A fascinating intellectual exercise November 15, 2008 The World Without Us concerns an interesting hypothetical scenario. What happens to the earth if humanity disappears? The cause of humanity's departure is irrelevant. Instead, what becomes of our cities? What happens to the massive human-created infrastructure that litters the planet? What are the long term effects of the environmental damage humanity has caused? What happens to animals and plants that we have directly affected over the centuries? Alan Weisman explores the answers to these fascinating, if somewhat morbid questions. Some people have criticized this book as a purely intellectual exercise with no real use or merit. My rejoinder is simple. We as humans cannot begin understand our impact on out planet without investigating our planet's reactions to us. This book does an excellent job of explaining the impact of the human footprint. Plus, I am admittedly a sucker for hypothetical scenarios such as this. What if?
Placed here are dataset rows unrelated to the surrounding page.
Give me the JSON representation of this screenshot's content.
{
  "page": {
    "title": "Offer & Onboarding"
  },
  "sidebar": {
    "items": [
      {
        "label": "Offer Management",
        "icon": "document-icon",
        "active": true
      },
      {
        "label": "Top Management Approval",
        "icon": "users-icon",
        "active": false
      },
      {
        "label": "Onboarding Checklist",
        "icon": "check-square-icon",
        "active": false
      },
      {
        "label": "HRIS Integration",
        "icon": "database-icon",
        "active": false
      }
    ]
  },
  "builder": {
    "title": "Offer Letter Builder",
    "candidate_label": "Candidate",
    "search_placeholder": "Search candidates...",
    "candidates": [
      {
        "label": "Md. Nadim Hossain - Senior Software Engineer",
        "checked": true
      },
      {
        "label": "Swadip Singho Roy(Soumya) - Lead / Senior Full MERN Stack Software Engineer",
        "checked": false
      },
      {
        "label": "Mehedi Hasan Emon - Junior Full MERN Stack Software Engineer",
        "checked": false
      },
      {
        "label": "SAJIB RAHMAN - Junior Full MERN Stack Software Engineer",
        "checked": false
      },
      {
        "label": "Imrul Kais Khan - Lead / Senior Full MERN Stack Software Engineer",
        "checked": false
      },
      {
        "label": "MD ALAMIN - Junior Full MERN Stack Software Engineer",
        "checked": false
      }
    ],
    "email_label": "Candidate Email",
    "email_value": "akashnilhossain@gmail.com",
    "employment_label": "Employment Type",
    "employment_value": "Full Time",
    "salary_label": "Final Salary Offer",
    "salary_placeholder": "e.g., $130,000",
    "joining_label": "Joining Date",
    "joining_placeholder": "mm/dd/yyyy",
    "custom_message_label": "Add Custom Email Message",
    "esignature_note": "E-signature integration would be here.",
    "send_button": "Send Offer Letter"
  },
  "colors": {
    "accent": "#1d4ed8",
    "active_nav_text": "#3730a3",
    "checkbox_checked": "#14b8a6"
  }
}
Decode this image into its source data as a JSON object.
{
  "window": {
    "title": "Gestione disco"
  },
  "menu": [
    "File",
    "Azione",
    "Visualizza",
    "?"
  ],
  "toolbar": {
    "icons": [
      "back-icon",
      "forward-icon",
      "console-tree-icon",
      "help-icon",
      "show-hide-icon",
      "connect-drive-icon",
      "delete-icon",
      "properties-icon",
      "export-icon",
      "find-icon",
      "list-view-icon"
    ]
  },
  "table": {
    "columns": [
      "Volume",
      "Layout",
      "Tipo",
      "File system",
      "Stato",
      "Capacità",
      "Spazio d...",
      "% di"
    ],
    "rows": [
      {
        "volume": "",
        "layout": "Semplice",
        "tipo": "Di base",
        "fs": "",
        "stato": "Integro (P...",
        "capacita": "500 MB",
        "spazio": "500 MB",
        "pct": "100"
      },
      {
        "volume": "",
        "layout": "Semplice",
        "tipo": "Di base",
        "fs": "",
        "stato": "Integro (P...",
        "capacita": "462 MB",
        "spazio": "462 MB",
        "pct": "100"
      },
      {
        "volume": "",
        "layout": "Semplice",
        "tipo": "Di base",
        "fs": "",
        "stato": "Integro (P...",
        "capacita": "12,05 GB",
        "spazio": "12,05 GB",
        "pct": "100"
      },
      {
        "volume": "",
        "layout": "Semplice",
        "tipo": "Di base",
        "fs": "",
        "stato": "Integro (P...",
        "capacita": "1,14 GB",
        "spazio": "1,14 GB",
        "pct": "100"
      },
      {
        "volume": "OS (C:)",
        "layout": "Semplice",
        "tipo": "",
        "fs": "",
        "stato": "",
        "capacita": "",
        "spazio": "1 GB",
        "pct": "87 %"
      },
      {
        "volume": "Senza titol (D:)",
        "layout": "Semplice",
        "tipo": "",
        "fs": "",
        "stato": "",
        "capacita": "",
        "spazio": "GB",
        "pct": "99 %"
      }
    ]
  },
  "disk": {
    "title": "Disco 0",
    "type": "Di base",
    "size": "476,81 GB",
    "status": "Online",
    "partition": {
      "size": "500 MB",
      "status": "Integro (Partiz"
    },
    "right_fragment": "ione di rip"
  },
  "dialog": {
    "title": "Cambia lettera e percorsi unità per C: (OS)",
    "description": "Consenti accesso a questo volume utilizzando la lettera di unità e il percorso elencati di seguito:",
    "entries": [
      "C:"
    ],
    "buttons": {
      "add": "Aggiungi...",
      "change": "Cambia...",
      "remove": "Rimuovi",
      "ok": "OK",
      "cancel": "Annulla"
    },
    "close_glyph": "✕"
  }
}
That has always been something that has interested me, and Alan Weisman looks into a very interesting and important What If? scenario.
Wiesman preaches the tenants of animism October 30, 2008 0 out of 7 found this review helpful
Weisman refers to many less-complex life-forms as our ancestors. Weisman prays to "Mother Earth" at the very end of the book. These are tenants of Animism or worshiping animals because they are your ancestors. Weisman proposes that watching animals and plants is more enjoyable than having raising children. Weisman anthromorphsizes evolution giving it or animals the power to design their genetic mutations.
I won't even go into the way he practically deifies "Natural Selection" as if it actually could create new genetic information.
The two interesting things I took from it were that "science" doesn't know how the oil deposits formed under the ocean and that "science" claims there are actual tree parts multiple millions of years old that have not fossilized.
I also thought his description of the "Church of Euthanasia" was telling. Especially the four pillars of their faith.
Not withstanding, I'm guessing that the "science" in the book was probably mostly accurate in capturing what "science" at the time of the writing was. Now that "Global Warming" has universally changed to "Climate Change" much of his references to rising oceans seem as quaint as discussions of light being conducted by the ether.